Sentadas en un lugar poco visible, mamá pidió algunas exquisiteces, empanadas, pajaritos dulces, un trozo de carne asada con papas fritas y un gran vaso de bebida.
De pronto se acercó a nuestra mesa un muchacho que, con toda gentileza, me invitó a bailar una cueca. Yo ni siquiera me había planteado la posibilidad de que eso ocurriera, le pedí disculpas, abochornada. No sabía qué era una “media luna” o una "vuelta en ocho", o sea, nada del tema. El no insistió y me sentí un poco apenada cuando se alejó entre las mesas buscando otra pareja.
En el día de mi cumpleaños Nº 18, mamá por primera vez me regaló música.
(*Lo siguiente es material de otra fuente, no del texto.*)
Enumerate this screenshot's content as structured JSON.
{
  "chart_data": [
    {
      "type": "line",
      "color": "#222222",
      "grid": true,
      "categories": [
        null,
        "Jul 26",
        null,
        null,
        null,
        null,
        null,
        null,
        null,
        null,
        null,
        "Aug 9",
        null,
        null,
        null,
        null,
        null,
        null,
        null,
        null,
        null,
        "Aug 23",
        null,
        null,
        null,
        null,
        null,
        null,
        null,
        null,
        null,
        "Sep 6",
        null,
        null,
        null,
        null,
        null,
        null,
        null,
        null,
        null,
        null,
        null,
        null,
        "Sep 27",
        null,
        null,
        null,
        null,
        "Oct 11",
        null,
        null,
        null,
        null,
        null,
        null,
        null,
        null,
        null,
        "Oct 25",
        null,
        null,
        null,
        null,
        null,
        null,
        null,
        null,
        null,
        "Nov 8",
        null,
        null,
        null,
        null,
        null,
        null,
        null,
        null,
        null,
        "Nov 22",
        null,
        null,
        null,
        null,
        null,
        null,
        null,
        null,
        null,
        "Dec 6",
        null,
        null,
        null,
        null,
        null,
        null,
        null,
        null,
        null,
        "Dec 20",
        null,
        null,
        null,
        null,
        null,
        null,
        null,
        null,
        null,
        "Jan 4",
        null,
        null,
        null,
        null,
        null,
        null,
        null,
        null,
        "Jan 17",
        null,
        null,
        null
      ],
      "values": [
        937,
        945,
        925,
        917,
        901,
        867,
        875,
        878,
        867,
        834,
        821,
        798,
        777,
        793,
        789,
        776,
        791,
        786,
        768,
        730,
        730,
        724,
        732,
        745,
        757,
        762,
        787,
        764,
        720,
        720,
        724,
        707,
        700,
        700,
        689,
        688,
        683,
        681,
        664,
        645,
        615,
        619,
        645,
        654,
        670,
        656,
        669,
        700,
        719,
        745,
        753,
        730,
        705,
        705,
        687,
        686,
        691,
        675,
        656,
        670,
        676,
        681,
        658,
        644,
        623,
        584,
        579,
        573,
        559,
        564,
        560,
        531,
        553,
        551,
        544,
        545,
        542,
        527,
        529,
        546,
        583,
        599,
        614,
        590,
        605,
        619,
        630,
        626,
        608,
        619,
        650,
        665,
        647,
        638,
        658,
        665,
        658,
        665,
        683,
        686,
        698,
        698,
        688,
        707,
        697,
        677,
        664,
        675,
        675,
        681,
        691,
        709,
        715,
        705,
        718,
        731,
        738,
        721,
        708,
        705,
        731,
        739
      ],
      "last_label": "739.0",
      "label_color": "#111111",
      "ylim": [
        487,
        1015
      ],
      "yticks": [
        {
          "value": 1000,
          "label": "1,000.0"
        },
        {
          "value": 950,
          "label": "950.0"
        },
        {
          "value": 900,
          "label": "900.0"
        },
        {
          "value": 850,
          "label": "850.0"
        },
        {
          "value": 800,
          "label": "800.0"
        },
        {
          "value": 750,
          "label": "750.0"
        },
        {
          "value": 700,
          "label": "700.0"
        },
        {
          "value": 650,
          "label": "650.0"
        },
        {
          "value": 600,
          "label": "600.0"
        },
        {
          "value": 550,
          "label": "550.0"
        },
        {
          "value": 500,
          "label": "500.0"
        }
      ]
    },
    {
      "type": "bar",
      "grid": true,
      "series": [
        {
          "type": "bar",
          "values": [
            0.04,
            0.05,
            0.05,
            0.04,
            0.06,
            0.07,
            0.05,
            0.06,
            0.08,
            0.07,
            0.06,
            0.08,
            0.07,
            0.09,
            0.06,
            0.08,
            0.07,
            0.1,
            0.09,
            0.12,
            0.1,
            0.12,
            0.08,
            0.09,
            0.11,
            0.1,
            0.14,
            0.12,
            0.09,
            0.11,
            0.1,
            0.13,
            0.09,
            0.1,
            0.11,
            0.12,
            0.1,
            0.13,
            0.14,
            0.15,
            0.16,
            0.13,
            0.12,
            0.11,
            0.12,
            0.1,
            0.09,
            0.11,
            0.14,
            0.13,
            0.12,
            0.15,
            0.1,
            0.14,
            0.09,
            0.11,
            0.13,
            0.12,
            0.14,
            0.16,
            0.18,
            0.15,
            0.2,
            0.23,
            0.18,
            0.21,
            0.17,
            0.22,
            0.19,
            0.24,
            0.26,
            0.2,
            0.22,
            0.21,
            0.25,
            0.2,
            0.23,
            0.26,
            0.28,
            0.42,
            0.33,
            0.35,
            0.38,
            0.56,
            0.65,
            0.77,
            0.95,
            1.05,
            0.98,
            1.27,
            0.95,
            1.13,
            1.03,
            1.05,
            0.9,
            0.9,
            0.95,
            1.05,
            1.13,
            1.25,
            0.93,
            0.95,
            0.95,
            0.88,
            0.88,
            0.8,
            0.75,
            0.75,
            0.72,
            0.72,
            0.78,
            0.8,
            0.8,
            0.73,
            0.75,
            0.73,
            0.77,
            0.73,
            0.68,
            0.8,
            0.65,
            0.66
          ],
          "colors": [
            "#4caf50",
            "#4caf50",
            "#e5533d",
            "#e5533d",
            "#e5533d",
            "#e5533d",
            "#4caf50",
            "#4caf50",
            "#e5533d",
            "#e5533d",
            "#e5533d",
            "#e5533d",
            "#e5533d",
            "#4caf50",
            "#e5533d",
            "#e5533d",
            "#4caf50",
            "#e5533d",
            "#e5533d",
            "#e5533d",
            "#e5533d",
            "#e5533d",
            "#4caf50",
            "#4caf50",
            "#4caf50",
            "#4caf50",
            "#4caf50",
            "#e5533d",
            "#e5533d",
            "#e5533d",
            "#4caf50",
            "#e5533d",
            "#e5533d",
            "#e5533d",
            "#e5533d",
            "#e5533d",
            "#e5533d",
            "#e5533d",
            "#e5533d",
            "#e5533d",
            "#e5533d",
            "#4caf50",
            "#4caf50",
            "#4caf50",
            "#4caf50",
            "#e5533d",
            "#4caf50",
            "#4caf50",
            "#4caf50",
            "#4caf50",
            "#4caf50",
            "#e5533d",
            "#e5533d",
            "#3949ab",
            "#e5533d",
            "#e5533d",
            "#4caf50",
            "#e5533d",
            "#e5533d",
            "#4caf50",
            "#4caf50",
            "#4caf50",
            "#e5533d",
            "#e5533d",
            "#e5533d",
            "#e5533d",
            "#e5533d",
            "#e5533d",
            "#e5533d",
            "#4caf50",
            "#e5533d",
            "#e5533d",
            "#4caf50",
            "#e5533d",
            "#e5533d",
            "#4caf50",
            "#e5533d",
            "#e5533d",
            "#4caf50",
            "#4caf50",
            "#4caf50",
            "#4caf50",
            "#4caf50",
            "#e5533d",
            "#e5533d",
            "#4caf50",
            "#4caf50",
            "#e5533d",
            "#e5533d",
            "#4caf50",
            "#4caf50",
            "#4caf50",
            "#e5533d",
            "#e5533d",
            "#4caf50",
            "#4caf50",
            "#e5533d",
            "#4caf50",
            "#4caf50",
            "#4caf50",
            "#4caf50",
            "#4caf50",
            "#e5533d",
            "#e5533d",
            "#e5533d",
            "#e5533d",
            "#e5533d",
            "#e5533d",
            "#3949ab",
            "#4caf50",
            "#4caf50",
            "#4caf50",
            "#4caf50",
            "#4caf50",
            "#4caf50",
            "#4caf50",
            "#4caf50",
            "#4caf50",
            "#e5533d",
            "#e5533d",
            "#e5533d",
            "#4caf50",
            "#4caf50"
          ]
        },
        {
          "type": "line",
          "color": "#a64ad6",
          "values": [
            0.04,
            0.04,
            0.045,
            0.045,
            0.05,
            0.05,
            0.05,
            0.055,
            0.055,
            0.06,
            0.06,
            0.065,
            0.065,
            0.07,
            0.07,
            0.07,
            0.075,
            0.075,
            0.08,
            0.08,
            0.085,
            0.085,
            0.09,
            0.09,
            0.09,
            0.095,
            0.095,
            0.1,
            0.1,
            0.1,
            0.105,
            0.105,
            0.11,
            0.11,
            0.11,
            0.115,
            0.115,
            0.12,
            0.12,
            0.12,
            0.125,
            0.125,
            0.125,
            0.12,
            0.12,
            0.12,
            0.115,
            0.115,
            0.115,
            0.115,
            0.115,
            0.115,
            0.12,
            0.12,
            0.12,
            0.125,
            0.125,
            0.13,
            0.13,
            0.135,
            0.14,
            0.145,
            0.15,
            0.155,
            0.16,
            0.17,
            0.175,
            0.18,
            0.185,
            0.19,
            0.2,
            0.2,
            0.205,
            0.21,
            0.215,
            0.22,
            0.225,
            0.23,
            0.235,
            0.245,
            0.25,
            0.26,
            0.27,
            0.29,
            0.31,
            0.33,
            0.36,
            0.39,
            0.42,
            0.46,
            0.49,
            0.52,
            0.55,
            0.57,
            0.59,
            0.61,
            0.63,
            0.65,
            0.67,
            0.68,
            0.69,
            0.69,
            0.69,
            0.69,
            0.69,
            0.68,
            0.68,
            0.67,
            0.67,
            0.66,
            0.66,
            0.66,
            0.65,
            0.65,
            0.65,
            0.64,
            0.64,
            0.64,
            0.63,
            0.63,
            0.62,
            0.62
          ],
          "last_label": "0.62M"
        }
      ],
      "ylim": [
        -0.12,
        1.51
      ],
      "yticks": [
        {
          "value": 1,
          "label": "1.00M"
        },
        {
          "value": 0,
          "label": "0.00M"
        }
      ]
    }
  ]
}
No era costumbre en nuestra casa, por lo general silenciosa y solitaria, se escucharan canciones, mucho menos cuecas. Ella trabajaba todos los días, yo al colegio y mi tío en algún lugar por ahí, siempre de entrada y salida; lo normal era oír algún programa de radio o algunos himnos tradicionales.
Recuerdo el momento cuando mi madre alargó su mano con un paquete primorosamente envuelto. Era un compilado de cuecas. “Para que nunca más pases vergüenza”, me dijo. Y, aunque en nuestro mundo evangélico no se bailaba por considerarlo demasiado "mundano", ella superó esa norma. Me costó bastante tiempo aprender a mover los pies y vencer mis prejuicios, y creo que ese ha sido -con todo lo que significa- uno de los mejores regalos de cumpleaños que he recibido.
2 comentarios:
Linda historia y bien contada, como siempre. Sigo leyéndote con gusto ;)
Gracias!, como siempre me tratas con benevolencia.